Le résultat est fondant, de couleur claire, et se garde plus d'une semaine sans réfrigération.
La seconde école se passe totalement de lait : le portail malgache Voyage à Madagascar prépare un CARAMEL sec avec 300 g de sucre et un peu d'eau, y jette la pulpe râpée d'une noix de coco entière, cuit jusqu'à ce que le mélange devienne bien sec, forme des petits tas et les laisse sécher vingt-quatre heures à l'air ambiant.
Le résultat est brun, cassant et beaucoup plus rustique.
Point tranché : la version au lait est celle du bonbon fondant multicolore que les Malgaches associent à l'enfance et aux étals de plage, la version au caramel est celle du bonbon dur de marché qui voyage sans se déformer.
Les deux sont authentiques, mais annoncer l'une et servir l'autre est une tromperie sur la marchandise.
Deuxième désaccord, mineur mais révélateur : la coloration.
Lakoziny propose de diviser la masse en trois et de teinter les parts au café, au jus de grenadelle et à la menthe, tout en avouant que c'est franchement du travail en plus — les bonbons coco du souvenir sont colorés, ceux des cuisines pressées ne le sont plus.
Troisième point, et il n'est pas négociable : la noix de coco doit être FRAÎCHE et râpée le jour même.
La coco déshydratée du commerce ne rend pas son lait et donne une confiserie sèche et fibreuse.
Cliquez un ingrédient pour le cocher pendant vos courses.
Ouvrez les noix de coco, récupérez l'eau et détachez la pulpe blanche de la coque.
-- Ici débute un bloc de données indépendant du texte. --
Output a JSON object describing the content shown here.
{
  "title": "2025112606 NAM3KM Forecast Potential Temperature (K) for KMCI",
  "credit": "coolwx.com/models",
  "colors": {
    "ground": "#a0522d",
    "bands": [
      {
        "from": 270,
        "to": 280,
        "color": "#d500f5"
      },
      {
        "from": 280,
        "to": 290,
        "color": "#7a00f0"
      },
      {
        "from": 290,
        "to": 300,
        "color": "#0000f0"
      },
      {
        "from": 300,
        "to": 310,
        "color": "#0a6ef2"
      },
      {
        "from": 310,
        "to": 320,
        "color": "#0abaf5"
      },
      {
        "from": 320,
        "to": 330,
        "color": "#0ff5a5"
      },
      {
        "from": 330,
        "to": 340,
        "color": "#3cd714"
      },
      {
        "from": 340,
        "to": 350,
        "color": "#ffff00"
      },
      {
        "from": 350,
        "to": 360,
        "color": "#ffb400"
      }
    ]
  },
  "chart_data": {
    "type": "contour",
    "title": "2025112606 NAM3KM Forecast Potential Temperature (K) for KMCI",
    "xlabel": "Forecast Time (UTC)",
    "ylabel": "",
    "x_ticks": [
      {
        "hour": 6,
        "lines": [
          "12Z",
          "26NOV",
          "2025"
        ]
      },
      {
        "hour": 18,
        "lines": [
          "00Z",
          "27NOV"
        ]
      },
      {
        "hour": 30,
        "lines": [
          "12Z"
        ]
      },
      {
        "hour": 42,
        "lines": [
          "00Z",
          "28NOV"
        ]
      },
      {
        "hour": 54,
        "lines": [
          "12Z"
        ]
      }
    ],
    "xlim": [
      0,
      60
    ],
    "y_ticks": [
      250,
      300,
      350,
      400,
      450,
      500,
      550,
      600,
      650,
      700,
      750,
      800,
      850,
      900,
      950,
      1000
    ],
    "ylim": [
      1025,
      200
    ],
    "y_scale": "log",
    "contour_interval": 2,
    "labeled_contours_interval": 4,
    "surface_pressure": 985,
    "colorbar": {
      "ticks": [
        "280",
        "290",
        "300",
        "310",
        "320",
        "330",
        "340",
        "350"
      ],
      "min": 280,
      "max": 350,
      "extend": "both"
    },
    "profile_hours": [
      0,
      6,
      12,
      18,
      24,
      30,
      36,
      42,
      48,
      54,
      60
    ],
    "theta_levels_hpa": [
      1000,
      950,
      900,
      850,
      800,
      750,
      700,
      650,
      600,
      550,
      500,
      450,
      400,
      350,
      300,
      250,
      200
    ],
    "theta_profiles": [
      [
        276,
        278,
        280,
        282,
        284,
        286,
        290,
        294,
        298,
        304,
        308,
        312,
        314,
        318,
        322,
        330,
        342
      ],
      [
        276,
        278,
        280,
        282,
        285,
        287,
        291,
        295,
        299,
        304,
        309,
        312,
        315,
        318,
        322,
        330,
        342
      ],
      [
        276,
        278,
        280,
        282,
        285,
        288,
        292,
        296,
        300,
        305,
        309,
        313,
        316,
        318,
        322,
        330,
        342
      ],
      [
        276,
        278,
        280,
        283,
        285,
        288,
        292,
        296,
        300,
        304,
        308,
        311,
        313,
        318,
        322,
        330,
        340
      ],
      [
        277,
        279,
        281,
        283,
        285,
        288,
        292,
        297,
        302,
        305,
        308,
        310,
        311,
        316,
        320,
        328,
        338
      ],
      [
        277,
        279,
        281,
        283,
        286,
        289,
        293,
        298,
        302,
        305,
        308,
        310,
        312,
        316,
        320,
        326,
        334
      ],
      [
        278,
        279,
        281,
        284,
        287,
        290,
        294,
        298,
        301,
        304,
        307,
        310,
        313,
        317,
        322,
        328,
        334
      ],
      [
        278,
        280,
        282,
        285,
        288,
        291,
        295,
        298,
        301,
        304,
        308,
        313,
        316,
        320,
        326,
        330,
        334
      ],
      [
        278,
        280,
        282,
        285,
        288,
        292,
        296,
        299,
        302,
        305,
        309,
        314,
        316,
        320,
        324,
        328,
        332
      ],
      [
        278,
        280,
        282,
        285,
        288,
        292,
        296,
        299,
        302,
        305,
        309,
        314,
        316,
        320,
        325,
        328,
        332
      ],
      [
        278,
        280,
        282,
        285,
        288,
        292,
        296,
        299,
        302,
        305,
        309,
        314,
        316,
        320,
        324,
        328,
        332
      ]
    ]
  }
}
Retirez la fine peau brune qui adhère à la chair, puis râpez la pulpe à la râpe fine ou au robot. Seule la pulpe râpée sera utilisée dans la confiserie, l'eau de coco pouvant être bue à part. Ce travail prend une bonne vingtaine de minutes et c'est l'investissement principal de la recette : c'est cette coco fraîche qui rendra son lait pendant la cuisson et donnera au bonbon son fondant caractéristique.
Le pourquoiLes cellules de la pulpe fraîche contiennent encore leurs lipides et leur eau de constitution, qui migrent vers la masse pendant la cuisson et l'assouplissent.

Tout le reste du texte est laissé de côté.